While the mainstay of treatment for high-risk or relapsed, refractory leukemia has historically revolved around allogeneic hematopoietic stem cell transplant (allo-HSCT), targeted immunotherapies have emerged as a promising therapeutic option, especially given the poor prognosis of patients who relapse after allo-HSCT. Novel cellular immunotherapies that harness the cytotoxic abilities of the immune system in a targeted manner (often called “adoptive” cell therapy), have changed the way we treat r/r hematologic malignancies and continue to change the treatment landscape given the rapid evolution of these powerful, yet sophisticated precision therapies that often offer a less toxic alternative to conventional salvage therapies. Importantly, adoptive cell therapy can be allo-HSCT-enabling or a therapeutic option for patients in whom transplantation has failed or is contraindicated. A solid understanding of the core concepts of adoptive cell therapy is necessary for stem cell transplant physicians, nurses and ancillary staff given its proximity to the transplant field as well as its inherent complexities that require specific expertise in compliant manufacturing, clinical application, and risk mitigation. Here we will review use of targeted cellular therapy for the treatment of r/r leukemia, focusing on chimeric antigen receptor T-cells (CAR T-cells) given the remarkable sustained clinical responses leading to commercial approval for several hematologic indications including leukemia, with brief discussion of other promising investigational cellular immunotherapies and special considerations for sustainability and scalability.

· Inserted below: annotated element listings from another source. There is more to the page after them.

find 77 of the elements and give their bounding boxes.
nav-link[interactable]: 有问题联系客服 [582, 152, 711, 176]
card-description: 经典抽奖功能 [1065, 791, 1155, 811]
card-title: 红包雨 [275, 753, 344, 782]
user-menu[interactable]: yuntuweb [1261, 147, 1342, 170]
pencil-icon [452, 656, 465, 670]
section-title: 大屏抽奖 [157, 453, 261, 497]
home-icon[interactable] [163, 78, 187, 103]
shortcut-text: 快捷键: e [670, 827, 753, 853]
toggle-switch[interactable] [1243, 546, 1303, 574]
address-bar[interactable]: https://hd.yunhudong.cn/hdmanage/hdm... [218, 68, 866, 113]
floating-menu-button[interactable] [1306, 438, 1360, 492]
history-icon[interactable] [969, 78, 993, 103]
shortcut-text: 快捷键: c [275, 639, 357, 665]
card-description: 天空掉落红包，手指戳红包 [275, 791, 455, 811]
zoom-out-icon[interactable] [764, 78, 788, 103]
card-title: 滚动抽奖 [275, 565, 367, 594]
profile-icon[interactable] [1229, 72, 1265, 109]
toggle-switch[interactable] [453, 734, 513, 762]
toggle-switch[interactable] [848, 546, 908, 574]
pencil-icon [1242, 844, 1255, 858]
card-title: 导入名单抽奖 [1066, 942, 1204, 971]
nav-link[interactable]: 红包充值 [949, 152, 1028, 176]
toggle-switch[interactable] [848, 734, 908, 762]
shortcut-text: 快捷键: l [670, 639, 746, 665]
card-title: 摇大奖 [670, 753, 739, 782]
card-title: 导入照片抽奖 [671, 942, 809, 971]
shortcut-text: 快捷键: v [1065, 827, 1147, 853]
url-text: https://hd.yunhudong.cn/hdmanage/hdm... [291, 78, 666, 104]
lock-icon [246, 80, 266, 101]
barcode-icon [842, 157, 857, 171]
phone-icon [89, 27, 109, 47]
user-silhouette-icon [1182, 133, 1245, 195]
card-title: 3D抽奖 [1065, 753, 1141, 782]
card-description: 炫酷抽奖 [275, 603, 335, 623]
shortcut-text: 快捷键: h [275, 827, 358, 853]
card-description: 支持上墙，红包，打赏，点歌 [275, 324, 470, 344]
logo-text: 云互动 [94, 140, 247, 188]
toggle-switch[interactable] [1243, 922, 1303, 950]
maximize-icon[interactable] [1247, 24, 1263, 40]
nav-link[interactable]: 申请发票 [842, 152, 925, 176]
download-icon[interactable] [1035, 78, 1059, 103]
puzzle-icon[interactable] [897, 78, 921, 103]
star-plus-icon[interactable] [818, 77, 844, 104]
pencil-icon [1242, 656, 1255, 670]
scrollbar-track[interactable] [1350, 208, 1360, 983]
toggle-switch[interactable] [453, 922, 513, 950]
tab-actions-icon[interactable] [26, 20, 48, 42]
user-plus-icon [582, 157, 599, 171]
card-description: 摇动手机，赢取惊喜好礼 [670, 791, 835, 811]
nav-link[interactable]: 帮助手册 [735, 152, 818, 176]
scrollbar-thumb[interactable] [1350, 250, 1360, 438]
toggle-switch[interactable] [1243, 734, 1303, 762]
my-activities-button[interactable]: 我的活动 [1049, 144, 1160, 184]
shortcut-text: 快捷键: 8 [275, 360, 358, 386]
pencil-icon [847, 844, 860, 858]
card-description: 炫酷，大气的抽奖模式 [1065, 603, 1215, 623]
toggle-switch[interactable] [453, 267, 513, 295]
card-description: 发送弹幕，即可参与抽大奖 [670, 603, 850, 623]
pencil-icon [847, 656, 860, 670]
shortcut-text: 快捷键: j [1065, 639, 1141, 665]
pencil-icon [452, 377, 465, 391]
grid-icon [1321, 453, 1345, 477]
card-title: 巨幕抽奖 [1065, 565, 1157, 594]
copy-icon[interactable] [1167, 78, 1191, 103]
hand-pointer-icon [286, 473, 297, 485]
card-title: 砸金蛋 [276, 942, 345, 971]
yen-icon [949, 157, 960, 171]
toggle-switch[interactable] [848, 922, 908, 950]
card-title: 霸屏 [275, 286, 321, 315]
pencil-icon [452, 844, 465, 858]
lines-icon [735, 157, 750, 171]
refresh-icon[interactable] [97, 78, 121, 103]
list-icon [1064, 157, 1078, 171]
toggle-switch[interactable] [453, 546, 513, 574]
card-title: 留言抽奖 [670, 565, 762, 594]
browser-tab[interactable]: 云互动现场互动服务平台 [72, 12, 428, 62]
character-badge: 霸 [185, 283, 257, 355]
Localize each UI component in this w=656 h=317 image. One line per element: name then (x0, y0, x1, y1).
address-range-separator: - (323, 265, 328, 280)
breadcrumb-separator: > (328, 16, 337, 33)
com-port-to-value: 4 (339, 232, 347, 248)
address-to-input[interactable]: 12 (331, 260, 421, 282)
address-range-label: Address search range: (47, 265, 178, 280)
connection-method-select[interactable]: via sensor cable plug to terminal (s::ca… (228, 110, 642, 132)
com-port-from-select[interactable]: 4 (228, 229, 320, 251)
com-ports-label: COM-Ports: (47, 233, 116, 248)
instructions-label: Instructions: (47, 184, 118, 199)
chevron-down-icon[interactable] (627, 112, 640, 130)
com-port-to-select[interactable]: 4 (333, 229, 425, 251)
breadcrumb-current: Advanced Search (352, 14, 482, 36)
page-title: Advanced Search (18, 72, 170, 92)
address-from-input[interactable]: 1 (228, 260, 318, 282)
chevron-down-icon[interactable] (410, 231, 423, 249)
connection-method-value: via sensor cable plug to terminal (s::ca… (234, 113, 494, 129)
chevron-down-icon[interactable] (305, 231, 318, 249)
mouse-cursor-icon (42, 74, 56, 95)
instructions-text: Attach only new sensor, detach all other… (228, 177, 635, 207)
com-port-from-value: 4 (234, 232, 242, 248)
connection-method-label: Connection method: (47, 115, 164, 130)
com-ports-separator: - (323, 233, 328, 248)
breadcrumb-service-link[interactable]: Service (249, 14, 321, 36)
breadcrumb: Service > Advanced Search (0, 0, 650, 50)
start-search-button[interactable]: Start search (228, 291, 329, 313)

虽然高风险或复发难治性白血病的主要治疗方法历来都是围绕同种异体造血干细胞移植 (allo-HSCT)，但靶向免疫疗法已成为一种有前途的治疗选择，特别是考虑到异体造血干细胞移植后复发的患者预后不良。 -造血干细胞移植。以有针对性的方式利用免疫系统的细胞毒性能力的新型细胞免疫疗法（通常称为“过继性”细胞疗法）已经改变了我们治疗难治性血液恶性肿瘤的方式，并且鉴于这些疾病的快速发展，将继续改变治疗格局。强大而复杂的精准疗法通常为传统挽救疗法提供毒性较小的替代方案。重要的是，过继细胞疗法可以支持同种异体造血干细胞移植，或者是移植失败或禁忌的患者的治疗选择。干细胞移植医生、护士和辅助人员有必要充分了解过继细胞疗法的核心概念，因为它靠近移植领域，而且其固有的复杂性需要合规制造、临床应用和风险缓解方面的特定专业知识。 。在这里，我们将回顾靶向细胞疗法在治疗 r/r 白血病中的应用，重点关注嵌合抗原受体 T 细胞（CAR T 细胞），因为其显着的持续临床反应导致包括白血病在内的多种血液学适应症获得商业批准，简要讨论其他有前途的研究性细胞免疫疗法以及对可持续性和可扩展性的特殊考虑。